Mobile Engagement at Super Bowl Blvd: Part II – NFC and Missed Opportunities
13 Feb 2014 | Author: Ben B.
Last week, we focused on beacon technology at the NFL’s Super Bowl Blvd event hosted in midtown Manhattan. This week, in part two of our series, we take a look at the event’s NFC experience and highlight another missed opportunity for mobile engagement.
In addition to beacons, we wanted to see firsthand how the NFC technology was being used. We registered online and received a QR Code and instructions on how obtain a badge at the event. Once we arrived at Super Bowl Blvd, we had to stand in a long, slow moving line to receive our badges. The tablet used to scan the codes wasn’t functioning properly, which caused the ambassador to enter all information by hand.
After receiving our NFC enabled badges, we headed to the GMC attraction to see what content we could collect. We found a kiosk with the call to action – “scan here to win a car!” so we tried using our NFC badge and got a “thank you for participating” reply. This led us to another line, where we received a second NFC “badge” in the form of a wristband. Then we were instructed to visit three vehicles with scanning stations, which we did, only to find out we weren’t the lucky winners. So to recap, we missed the marketing, the experience, and didn’t win anything.
Some key takeaways on NFC at Super Bowl Blvd:
- The ambassadors were under trained.
- The technology was overwhelmed by the crowds (WiFi problem? Server problem? Scanner problem? Training problem?)
- Having two NFC tags (NFL and GM) that generated the exact same data was inefficient and wasteful.
- The kiosks to be scanned had no call to action or instructions on how to use them.
- There was no apparent incentive for most the kiosks (except for the GM “win a car”).
In our final example of missed mobile engagement at Super Bowl Blvd, let’s highlight this official pocket-sized guide. Note the call to action: “Download the NFL Mobile from Verizon app to get the official Super Bowl XLVII mobile experience”. It then lists a URL you can access to download the app. Really? This is New York in mid-winter! Would most fans stop and take their gloves off long enough to open a smartphone browser, type in each character of the URL, wait for the web page to appear, and then click the icon of their respective OS to begin downloading the app? The official guide calls this is a mobile experience, but it sounds more like a mobile scavenger hunt.
Mobile engagement would have given fans access to the app in a New York minute.
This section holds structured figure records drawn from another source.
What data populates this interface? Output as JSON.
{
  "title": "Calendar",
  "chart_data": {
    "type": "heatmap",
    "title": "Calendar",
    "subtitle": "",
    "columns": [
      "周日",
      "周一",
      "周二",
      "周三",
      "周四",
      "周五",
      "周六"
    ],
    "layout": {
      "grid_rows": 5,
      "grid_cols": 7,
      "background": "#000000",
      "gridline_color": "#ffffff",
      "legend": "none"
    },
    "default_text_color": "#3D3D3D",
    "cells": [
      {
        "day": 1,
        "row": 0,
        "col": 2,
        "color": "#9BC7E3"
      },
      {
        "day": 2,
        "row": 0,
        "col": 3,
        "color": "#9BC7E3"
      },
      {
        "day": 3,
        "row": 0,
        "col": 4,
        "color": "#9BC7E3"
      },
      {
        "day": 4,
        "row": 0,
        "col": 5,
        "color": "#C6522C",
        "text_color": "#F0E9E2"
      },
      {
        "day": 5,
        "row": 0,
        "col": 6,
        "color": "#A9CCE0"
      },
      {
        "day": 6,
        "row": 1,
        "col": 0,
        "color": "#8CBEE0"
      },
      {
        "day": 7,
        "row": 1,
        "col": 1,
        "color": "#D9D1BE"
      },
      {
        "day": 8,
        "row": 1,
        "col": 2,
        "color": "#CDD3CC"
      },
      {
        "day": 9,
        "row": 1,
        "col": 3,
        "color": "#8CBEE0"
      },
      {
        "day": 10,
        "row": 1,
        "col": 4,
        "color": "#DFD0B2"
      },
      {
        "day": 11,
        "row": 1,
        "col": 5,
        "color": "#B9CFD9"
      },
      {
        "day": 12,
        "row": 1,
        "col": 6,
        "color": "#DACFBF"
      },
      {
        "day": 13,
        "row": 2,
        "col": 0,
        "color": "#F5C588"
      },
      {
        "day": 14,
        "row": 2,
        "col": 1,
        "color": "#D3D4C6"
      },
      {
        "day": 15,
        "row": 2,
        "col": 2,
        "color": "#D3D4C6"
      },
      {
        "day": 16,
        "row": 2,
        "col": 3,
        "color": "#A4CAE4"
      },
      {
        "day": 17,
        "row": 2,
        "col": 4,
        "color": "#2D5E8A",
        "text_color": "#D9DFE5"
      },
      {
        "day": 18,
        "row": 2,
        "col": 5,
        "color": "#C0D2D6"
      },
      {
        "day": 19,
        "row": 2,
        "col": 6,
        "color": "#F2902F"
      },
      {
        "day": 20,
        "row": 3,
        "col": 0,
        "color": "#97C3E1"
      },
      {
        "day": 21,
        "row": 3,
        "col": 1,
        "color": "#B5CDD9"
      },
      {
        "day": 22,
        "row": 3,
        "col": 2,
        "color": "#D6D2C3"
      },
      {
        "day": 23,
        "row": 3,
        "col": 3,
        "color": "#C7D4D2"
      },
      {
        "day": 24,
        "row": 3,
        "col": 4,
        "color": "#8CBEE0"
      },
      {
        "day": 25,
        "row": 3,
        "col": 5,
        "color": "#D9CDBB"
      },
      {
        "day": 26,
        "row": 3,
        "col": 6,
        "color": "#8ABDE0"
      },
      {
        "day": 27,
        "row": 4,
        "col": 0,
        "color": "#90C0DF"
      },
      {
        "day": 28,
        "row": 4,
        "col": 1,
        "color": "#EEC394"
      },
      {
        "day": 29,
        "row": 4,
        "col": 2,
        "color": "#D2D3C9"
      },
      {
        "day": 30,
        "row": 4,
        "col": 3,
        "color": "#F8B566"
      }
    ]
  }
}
By including a QR Code with OS Detection next to the call of action, the guide would have provided that instant access to the app with a simple scan followed by one touch on the download screen. That’s pretty quick – even faster than the record-setting first score in this year’s Super Bowl, occurring just 12 seconds into the game.
Similar to this year’s Super Bowl that ended in lopsided score, the mobile marketing activities surrounding the big event included many missed opportunities. As you can see from these examples, when your game place includes QR Codes, or any mobile trigger, it should include a very well thought out call to action, and experience – one that creates a winning strategy by delivering quick, relevant customer connections and tracking of the effectiveness of every play.